Nowadays it remains unresolved how COVID-19 acts as trigger for immune dysregulation. Emerging studies evidenced the neurotrophic properties of Coronaviruses, and in particular of SARS-CoV-2 [13, 14]. In this context, some cases of GBS and its variant after COVID-19 infection have been described (including this one). Furthermore, the severity of SARS-CoV-2 pneumonia and neurological complication has been associated with high serum aldosterone levels, which stimulates IL-6 and cytokine storm production, as described by Campana et al. [15].

According to a recent systematic review, the prevalence of GBS after COVID-19 infection is 0.42% [16], with the AMSAN variant reported in only about 7 of 73 total cases [17]. A detailed comparative analysis is reported in Table 3 [18,19,20,21,22,23].

Table 3 Summary of all GBS AMSAN variant features after COVID-19 exposure

In particular, the similarities are the univocal GBS diagnosis (complete with clinical examination, electrophysiological and CSF test) and the similar treatment with IVIG protocol. The differences range from the patients’ age to the timing between COVID-19 infection and the onset of GBS. To the best of our knowledge, our patient was the oldest among the seven other cases of AMSAN-type, and the second oldest among all 73 GBS cases reported. Secondly, in four patients GBS occurred within 15 days of COVID-19 infection, while in the remaining three patients the onset occurred at least 3 weeks after COVID-19 exposure. In our patient, the period between COVID-19 infection and the onset of GBS was approximately 1 month.

Regarding the GBS diagnosis, although all researchers used the same diagnostic algorithm, a few authors strengthen it with MRI spine, antiganglioside antibodies serum test or SARS-CoV-2 CFS test; the type of supportive test performed may be related to hospital availability. The study of cranial nerves for the early diagnosis of GBS appears to be an interesting novelty. Manganotti et al. highlight deficits in the facial nerve or other cranial nerves during COVID-19 infection, which could anticipate the systemic manifestation of GBS [24]. The authors suggest performing a neurological examination and possibly a diagnostic investigation in patients with ageusia or other cranial nerve-related disorders, in order to promptly diagnose GBS, then administer IVIG earlier and improve chance of recovery.

In another review by Finsterer et al., 220 cases of patients with GBS were collected, of which 11 were affected by AMSAN variant [25]. Similarly, the review highlights the manifestation of post-infectious neurological disease resulting from COVID-19, with the possibility of GBS manifestation also in elders. Again, our case report confirms the exclusivity of the description of the oldest patient with GBS AMSAN variant after SARS-CoV-2 infection.
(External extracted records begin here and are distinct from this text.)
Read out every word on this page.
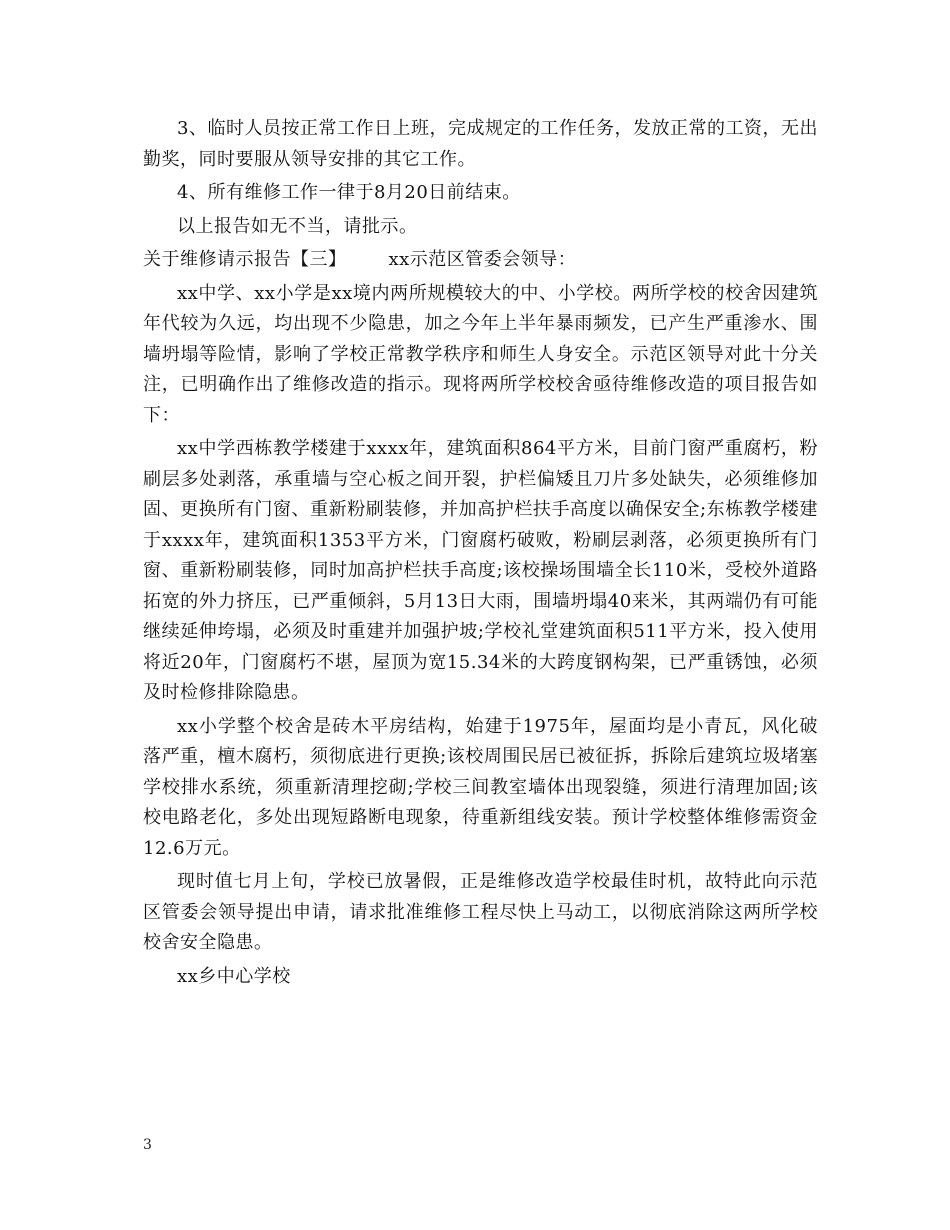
3、临时人员按正常工作日上班，完成规定的工作任务，发放正常的工资，无出勤奖，同时要服从领导安排的其它工作。

4、所有维修工作一律于8月20日前结束。

以上报告如无不当，请批示。

关于维修请示报告【三】 xx示范区管委会领导：

xx中学、xx小学是xx境内两所规模较大的中、小学校。两所学校的校舍因建筑年代较为久远，均出现不少隐患，加之今年上半年暴雨频发，已产生严重渗水、围墙坍塌等险情，影响了学校正常教学秩序和师生人身安全。示范区领导对此十分关注，已明确作出了维修改造的指示。现将两所学校校舍亟待维修改造的项目报告如下：

xx中学西栋教学楼建于xxxx年，建筑面积864平方米，目前门窗严重腐朽，粉刷层多处剥落，承重墙与空心板之间开裂，护栏偏矮且刀片多处缺失，必须维修加固、更换所有门窗、重新粉刷装修，并加高护栏扶手高度以确保安全;东栋教学楼建于xxxx年，建筑面积1353平方米，门窗腐朽破败，粉刷层剥落，必须更换所有门窗、重新粉刷装修，同时加高护栏扶手高度;该校操场围墙全长110米，受校外道路拓宽的外力挤压，已严重倾斜，5月13日大雨，围墙坍塌40来米，其两端仍有可能继续延伸垮塌，必须及时重建并加强护坡;学校礼堂建筑面积511平方米，投入使用将近20年，门窗腐朽不堪，屋顶为宽15.34米的大跨度钢构架，已严重锈蚀，必须及时检修排除隐患。

xx小学整个校舍是砖木平房结构，始建于1975年，屋面均是小青瓦，风化破落严重，檀木腐朽，须彻底进行更换;该校周围民居已被征拆，拆除后建筑垃圾堵塞学校排水系统，须重新清理挖砌;学校三间教室墙体出现裂缝，须进行清理加固;该校电路老化，多处出现短路断电现象，待重新组线安装。预计学校整体维修需资金12.6万元。

现时值七月上旬，学校已放暑假，正是维修改造学校最佳时机，故特此向示范区管委会领导提出申请，请求批准维修工程尽快上马动工，以彻底消除这两所学校校舍安全隐患。

xx乡中心学校

3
This is the oldest female patient with COVID-related AMSAN variant of GBS, reported in the current literature. Our case report highlights the importance of early recognition of GBS symptoms after COVID-19 infection, even in older patients, so that IVIG and supportive treatments can be set up promptly, in order to have the best chance of recovery.

Moreover, the comprehensive approach with a geriatrician as the primary attendant may confer to the patients some chances in terms of support therapies to manage the disease while limiting/controlling other geriatric syndromes, such as malnutrition, immobilization, delirium, and pressure ulcers.

We believe that this case study represents a meaningful addition to the existing literature, which may potentially be useful to improve the recognition of GBS related to COVID-19.